On January 31, only three days before the informal meeting of the members of the European Council took place in Malta– twenty-seven presidents and prime ministers of the EU, without the presence of the United Kingdom – the Council´s President and Polish Prime Minister Donald Tusk, addressed to them a stern letter underlining the challenges that Europe must face. He considers those challenges to be “the most dangerous ever since the signing of the Treaty of Rome”. He places them in three groups of threats: “the new geo-politic situation in the world and around Europe” – China, Russia, the Middle East, Africa, the new USA administration –; the “increase of an anti-EU, nationalist and more xenophobic sentiment within the EU”; and “the mood of the pro Europe elites”, chapter in which he makes a reference to “the decrease of trust in political integration, the acceptance of populist arguments, and the doubts about the fundamental values of liberal democracy”. It is a letter written with a visible degree of vehemence, whose reading – http://www.consilium.europa.eu/en/home/ – may provide guidance to learn about the number of problems that hound the EU at present.
It is also a letter which, according to conventional wisdom, may not be considered particularly diplomatic, especially regarding the uncertainty surrounding the future of the relationship between Europe and the United States under the presidency of Donald Trump.
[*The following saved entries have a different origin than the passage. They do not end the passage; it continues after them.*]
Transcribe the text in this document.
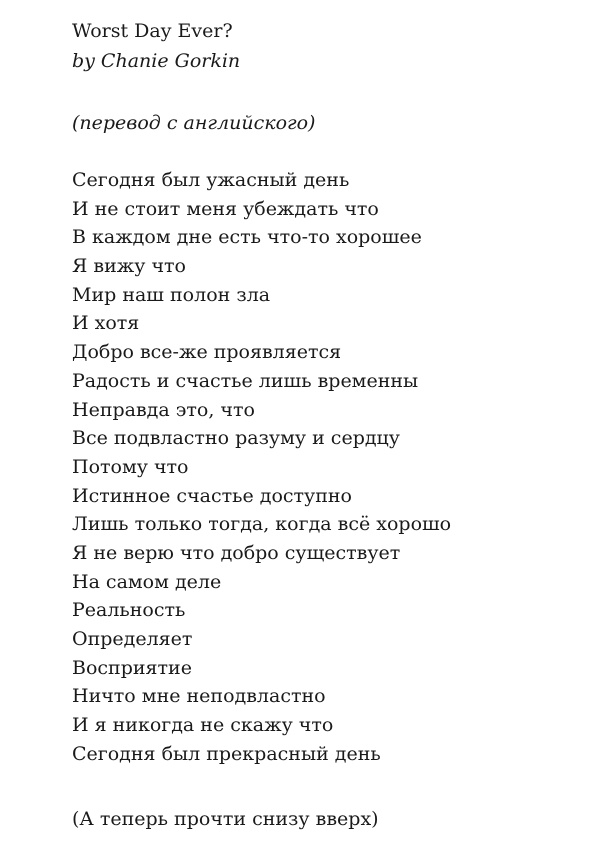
Worst Day Ever?
by Chanie Gorkin
(перевод с английского)
Сегодня был ужасный день
И не стоит меня убеждать что
В каждом дне есть что-то хорошее
Я вижу что
Мир наш полон зла
И хотя
Добро все-же проявляется
Радость и счастье лишь временны
Неправда это, что
Все подвластно разуму и сердцу
Потому что
Истинное счастье доступно
Лишь только тогда, когда всё хорошо
Я не верю что добро существует
На самом деле
Реальность
Определяет
Восприятие
Ничто мне неподвластно
И я никогда не скажу что
Сегодня был прекрасный день
(А теперь прочти снизу вверх)
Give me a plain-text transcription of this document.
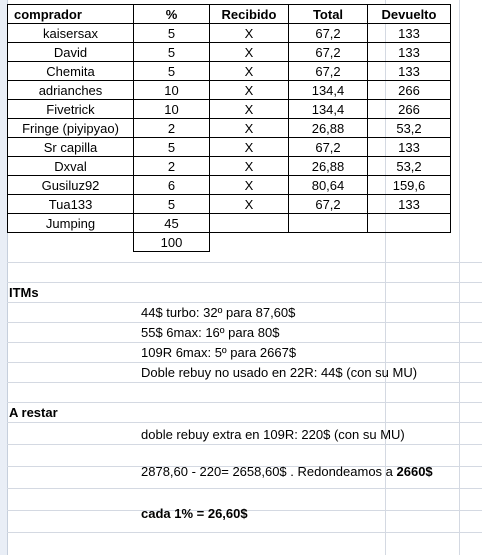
comprador	%	Recibido	Total	Devuelto
kaisersax	5	X	67,2	133
David	5	X	67,2	133
Chemita	5	X	67,2	133
adrianches	10	X	134,4	266
Fivetrick	10	X	134,4	266
Fringe (piyipyao)	2	X	26,88	53,2
Sr capilla	5	X	67,2	133
Dxval	2	X	26,88	53,2
Gusiluz92	6	X	80,64	159,6
Tua133	5	X	67,2	133
Jumping	45			
	100			
ITMs
44$ turbo: 32º para 87,60$
55$ 6max: 16º para 80$
109R 6max: 5º para 2667$
Doble rebuy no usado en 22R: 44$ (con su MU)
A restar
doble rebuy extra en 109R: 220$ (con su MU)
2878,60 - 220= 2658,60$ . Redondeamos a 2660$
cada 1% = 26,60$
The gathering in Malta, convened mainly to deal with the problem of migrants seeking refuge in Europe, did not formally deal with the questions that Tusk had addressed in his letter. Only a brief and cautious version offered by the President of the Council, in which he made a rather elliptical reference to the importance of the continuation of the transatlantic link, was the unofficial rendering of the discussion.
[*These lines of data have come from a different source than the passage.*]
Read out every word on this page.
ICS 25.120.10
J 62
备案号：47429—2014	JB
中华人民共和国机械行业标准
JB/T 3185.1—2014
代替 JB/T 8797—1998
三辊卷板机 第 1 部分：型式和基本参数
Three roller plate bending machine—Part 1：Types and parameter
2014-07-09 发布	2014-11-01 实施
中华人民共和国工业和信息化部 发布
In their own individual press conferences, marked generally by prudence, the members of the Council reaffirmed in different degrees of conviction their pro European beliefs, while avoiding terms that could have been considered as confrontational by the Trump administration. It was not difficult to conclude that president Tusk had been unauthorized or at least reprimanded because of the forcefulness of his statement. But significant differences were to be found among the Council’s members views on the matter. It was enough for some to conclude that Europe was again divided in a “two speed” configuration, according to the different reactions, from uncertainty to rejection, which Trump provokes among the European partners. Though it is hard to imagine how there might be one among them who could share what the American President had to say to the British Prime Minister as recently as January 27th: “The Brexit will be a wonder for your country, you will have your own identity, you will have the people you want in your country, and you will be able to make trade agreements without anyone controlling you”. He is not a prodigy of linguistic richness in English or in any other language, but no one can deny clarity in his designs.
Malta was the first occasion in which the top EU´s officials met to express their opinions about the situation created in the mutual relations by the election of Donald Trump to the presidency of the United Stated. Being an informal meeting whose agenda´s focus was elsewhere, a joint declaration or a statement encompassing at least the average of the feelings of community were not expected. But somewhere in between Tusk’s letter and the officials´ statements to the media, something can be at least temporarily inferred: facing the showman that occupies the White House today, Europe is dithering between resistance and appeasement. Most likely, Trump will need more of the first than of the latter. The Poles, community to which Tusk belongs, and neighboring countries could say much an not very good about experiences of appeasement. The Council´s President is quite right in his final invocation: “United we stand, divided we fall”. It is a fitting motto for times of trouble.